Elevated serum aminoterminal procollagen type-III-peptide parallels collagen accumulation in rats with secondary biliary fibrosis.

BACKGROUND/AIMS: The aminoterminal procollagen type-III-peptide, which can be released during collagen type III deposition, has been suggested as a serum marker of fibrogenesis in patients with chronic liver disease. However, longitudinal studies correlating procollagen type-III-peptide concentrations in serum with the evolution of liver fibrosis are still needed. The purpose of the present study was to prove the significance of procollagen type-III-peptide concentrations in serum as a non-invasive marker of liver fibrogenesis in an animal model that best resembles progressive human liver fibrosis.

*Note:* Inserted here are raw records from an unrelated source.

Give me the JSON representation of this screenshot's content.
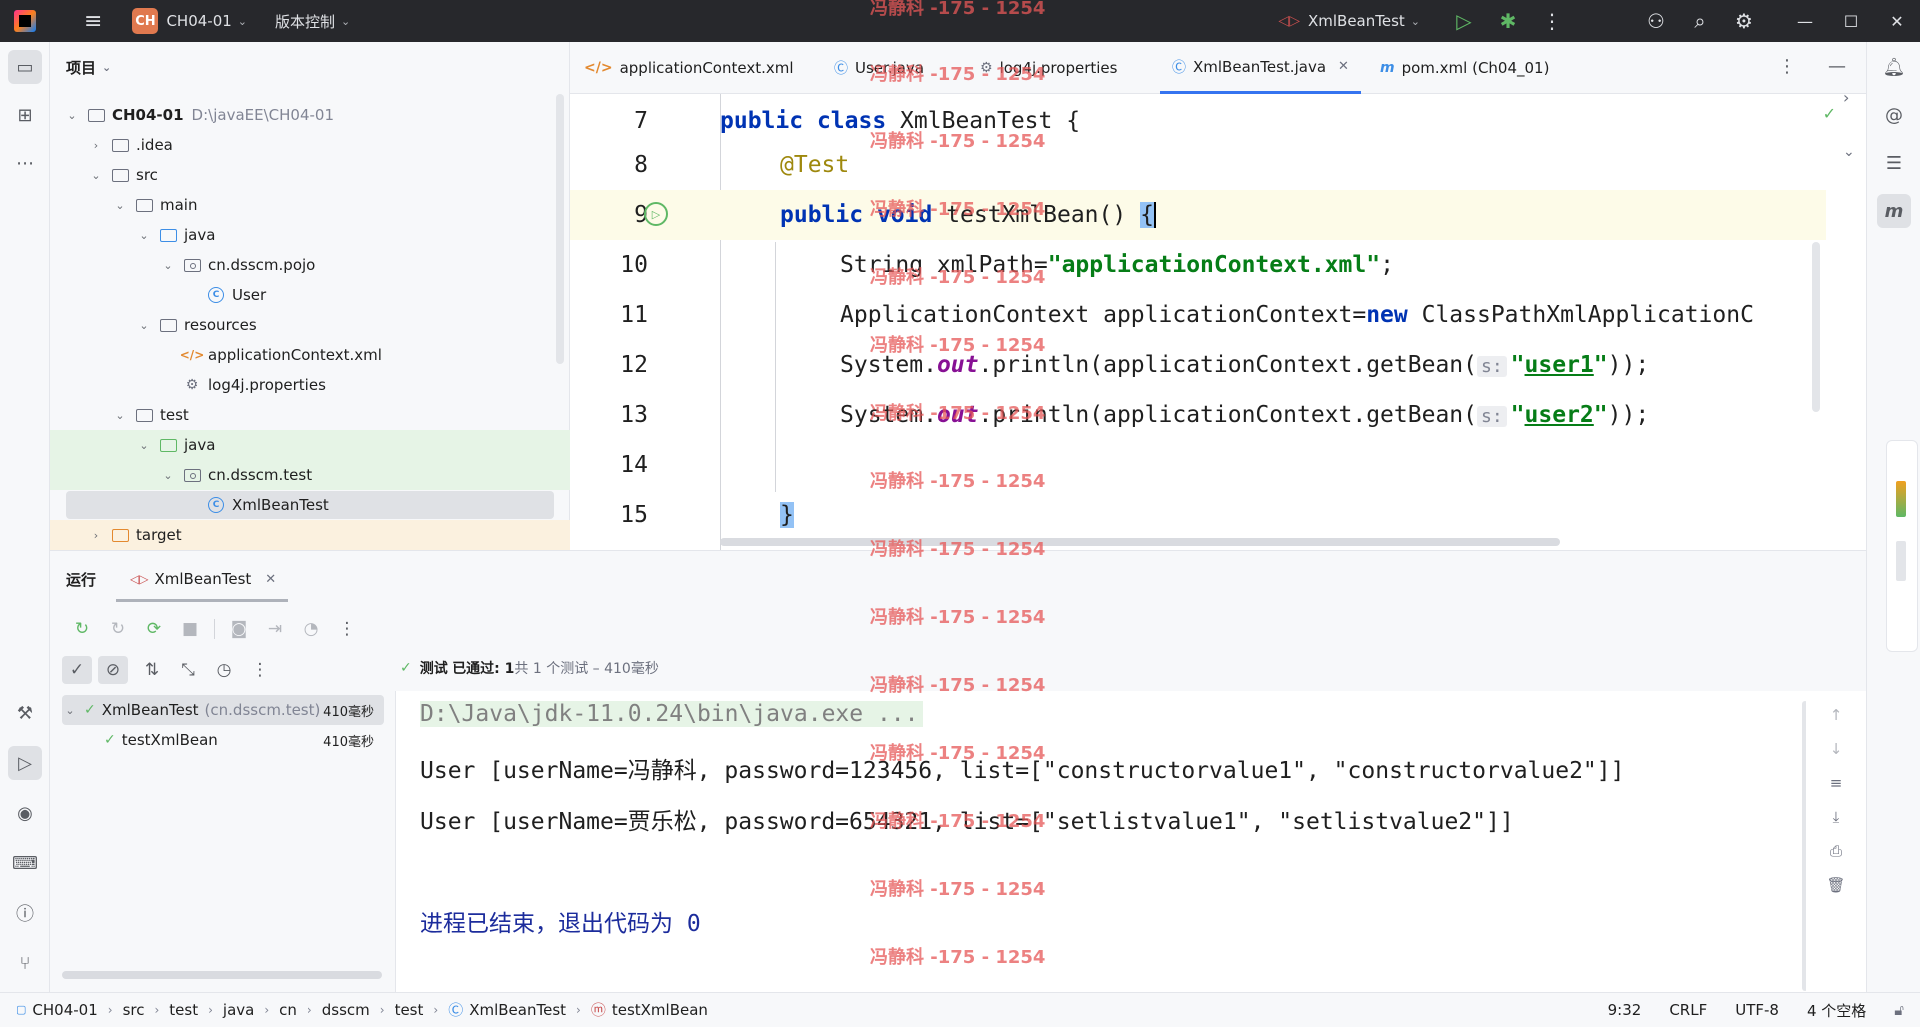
{
  "titlebar": {
    "project_badge": "CH",
    "project_name": "CH04-01",
    "vcs_label": "版本控制",
    "run_config": "XmlBeanTest"
  },
  "project_panel": {
    "title": "项目",
    "tree": [
      {
        "label": "CH04-01",
        "sub": "D:\\javaEE\\CH04-01"
      },
      {
        "label": ".idea"
      },
      {
        "label": "src"
      },
      {
        "label": "main"
      },
      {
        "label": "java"
      },
      {
        "label": "cn.dsscm.pojo"
      },
      {
        "label": "User"
      },
      {
        "label": "resources"
      },
      {
        "label": "applicationContext.xml"
      },
      {
        "label": "log4j.properties"
      },
      {
        "label": "test"
      },
      {
        "label": "java"
      },
      {
        "label": "cn.dsscm.test"
      },
      {
        "label": "XmlBeanTest"
      },
      {
        "label": "target"
      }
    ]
  },
  "editor": {
    "tabs": [
      {
        "label": "applicationContext.xml",
        "icon": "xml-icon"
      },
      {
        "label": "User.java",
        "icon": "class-icon"
      },
      {
        "label": "log4j.properties",
        "icon": "properties-icon"
      },
      {
        "label": "XmlBeanTest.java",
        "icon": "test-class-icon",
        "active": true
      },
      {
        "label": "pom.xml (Ch04_01)",
        "icon": "maven-icon"
      }
    ],
    "line_numbers": [
      "7",
      "8",
      "9",
      "10",
      "11",
      "12",
      "13",
      "14",
      "15"
    ],
    "code": {
      "l7_kw1": "public",
      "l7_kw2": "class",
      "l7_name": " XmlBeanTest {",
      "l8_ann": "@Test",
      "l9_kw1": "public",
      "l9_kw2": "void",
      "l9_name": " testXmlBean() ",
      "l9_brace": "{",
      "l10_pre": "String xmlPath=",
      "l10_str": "\"applicationContext.xml\"",
      "l10_post": ";",
      "l11_pre": "ApplicationContext applicationContext=",
      "l11_kw": "new",
      "l11_post": " ClassPathXmlApplicationC",
      "l12_pre": "System.",
      "l12_fld": "out",
      "l12_mid": ".println(applicationContext.getBean(",
      "l12_hint": "s:",
      "l12_str_q1": "\"",
      "l12_str": "user1",
      "l12_str_q2": "\"",
      "l12_post": "));",
      "l13_pre": "System.",
      "l13_fld": "out",
      "l13_mid": ".println(applicationContext.getBean(",
      "l13_hint": "s:",
      "l13_str_q1": "\"",
      "l13_str": "user2",
      "l13_str_q2": "\"",
      "l13_post": "));",
      "l15_brace": "}"
    }
  },
  "run_panel": {
    "title": "运行",
    "tab_label": "XmlBeanTest",
    "status_prefix": "测试",
    "status_passed": "已通过: 1",
    "status_rest": "共 1 个测试 – 410毫秒",
    "test_tree": [
      {
        "name": "XmlBeanTest",
        "sub": "(cn.dsscm.test)",
        "time": "410毫秒"
      },
      {
        "name": "testXmlBean",
        "time": "410毫秒"
      }
    ],
    "console": [
      "D:\\Java\\jdk-11.0.24\\bin\\java.exe ...",
      "User [userName=冯静科, password=123456, list=[\"constructorvalue1\", \"constructorvalue2\"]]",
      "User [userName=贾乐松, password=654321, list=[\"setlistvalue1\", \"setlistvalue2\"]]",
      "",
      "进程已结束，退出代码为 0"
    ]
  },
  "statusbar": {
    "crumbs": [
      "CH04-01",
      "src",
      "test",
      "java",
      "cn",
      "dsscm",
      "test",
      "XmlBeanTest",
      "testXmlBean"
    ],
    "position": "9:32",
    "line_sep": "CRLF",
    "encoding": "UTF-8",
    "indent": "4 个空格"
  },
  "watermark": "冯静科 -175 - 1254",
  "colors": {
    "keyword": "#0033b3",
    "string": "#067d17",
    "annotation": "#9e880d",
    "accent": "#3574f0",
    "success": "#5fb865"
  }
}
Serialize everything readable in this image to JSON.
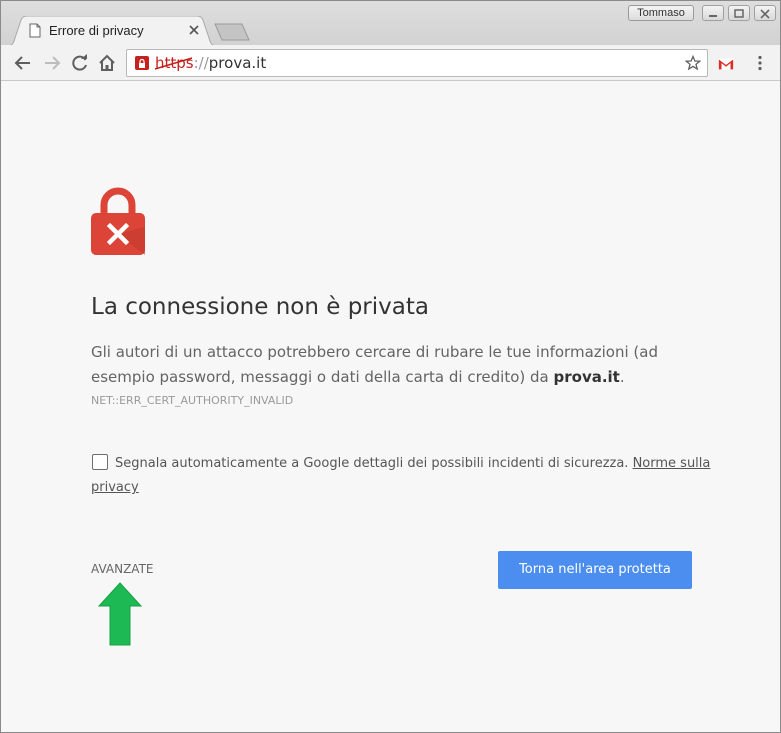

METHODS: In 88 female Wistar rats the biliary system was occluded by double ligation of the choledochal duct followed by retrograde injection of a mixture of prolamine/ethanole (Ethibloc). Sixteen rats served as controls. Groups of 8-10 rats were sacrificed at days 2, 7, 14, 21, 30, 32, 35, 60 and 90 after bile duct occlusion. In the groups histological staging (fibrosis score), determination of total liver hydroxyproline, measurement of serum procollagen type-III-peptide and routine liver function tests were performed.
RESULTS: First histological signs of liver fibrosis were seen as early as 7 days after bile duct occlusion. Progressive fibrosis was paralleled by an increase of serum procollagen type-III-peptide. There was a significant correlation between serum procollagen type-III-peptide and histological stages of fibrosis (r = 0.80; p < 0.0001) as well as between serum procollagen type-III-peptide and hydroxyproline in total liver tissue (r = 0.85; p < 0.0001)
CONCLUSIONS: These results indicate that: (1) complete bile duct occlusion in rats produces progressive hepatic fibrosis resembling human secondary biliary fibrosis, and (2) procollagen type-III-peptide concentrations in serum reflect ongoing collagen formation in the liver unrelated to serum markers of cholestasis and inflammation.